Since br1 is based on eth0:1 which is based on eth0, it apparently just kills 
that by whatever I don't know, and the system does not have other devices for 
connecting to it, so I cannot test anything else.

I should note that the system runs 3.16.0-4-amd64 from Debian 3.16.7-ckt25-2 on 
Jessie from (2016-04-08) on x64-64 virtualized within QEMU (i440FX, PIIX, 1996) 
although that will probably be quite irrelevant.

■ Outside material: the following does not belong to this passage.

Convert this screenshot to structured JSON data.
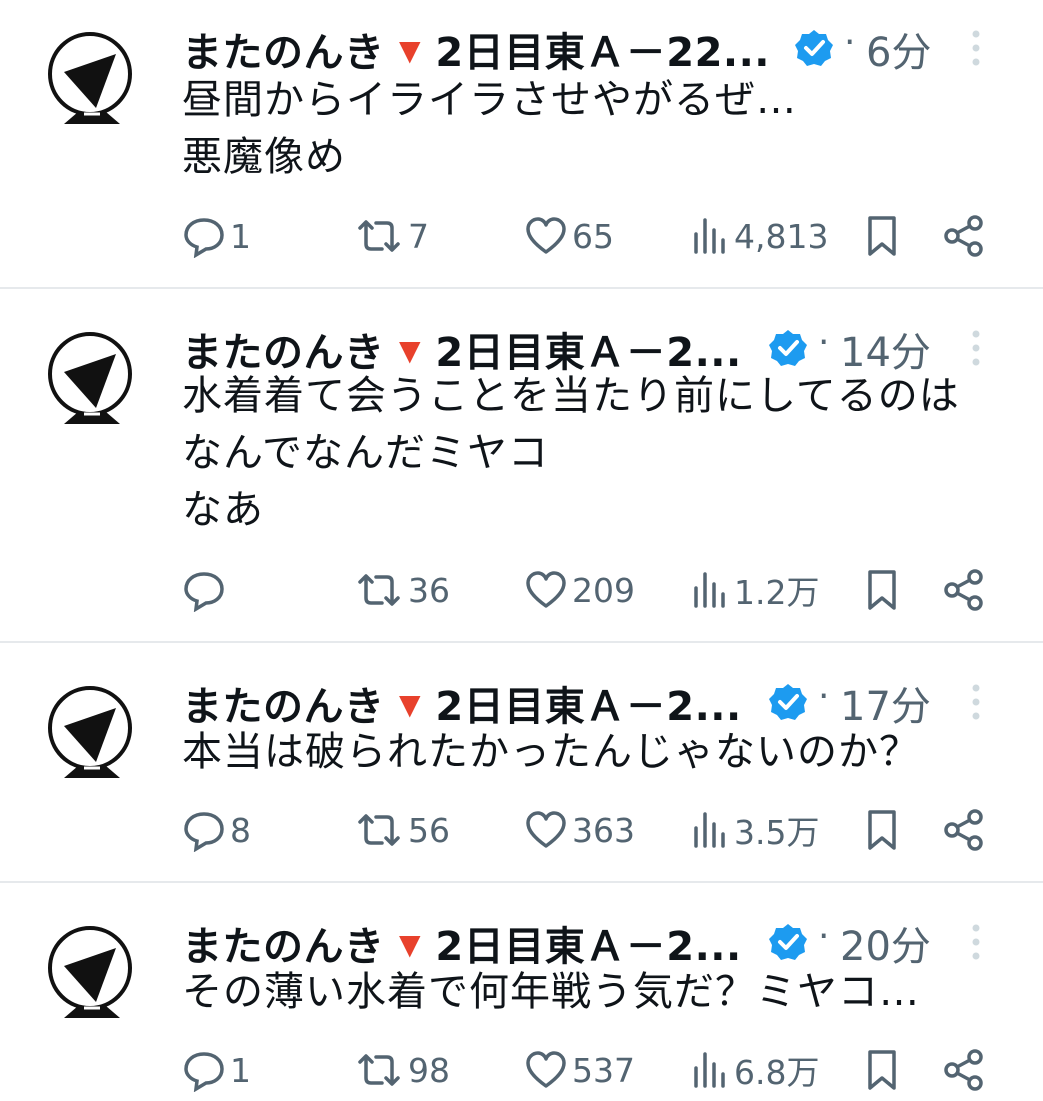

This happens irrespective of any firewall rules being present and also with a 
default routing table.

Meaning, I can kill my network using the above command no matter what the state 
of my system is. As long as the bridge is activated and put online, I assume.

Regards, Dryden.

Oh, I can usually (but not always) reverse the situation by echoing 0 into it 
again. For some reason that never seems to work all that well when more stuff 
has happened, but I'm not sure. Thus far I have been able to revert it after 
manually causing it.


-- System Information:
Debian Release: 8.4
  APT prefers stable-updates
  APT policy: (500, 'stable-updates'), (500, 'stable')
Architecture: amd64 (x86_64)

Kernel: Linux 3.16.0-4-amd64 (SMP w/1 CPU core)
Locale: LANG=en_GB.UTF-8, LC_CTYPE=en_GB.UTF-8 (charmap=UTF-8) (ignored: LC_ALL 
set to en_GB.UTF-8)
Shell: /bin/sh linked to /bin/dash
Init: systemd (via /run/systemd/system)

Versions of packages bridge-utils depends on:
ii  libc6  2.19-18+deb8u4

bridge-utils recommends no packages.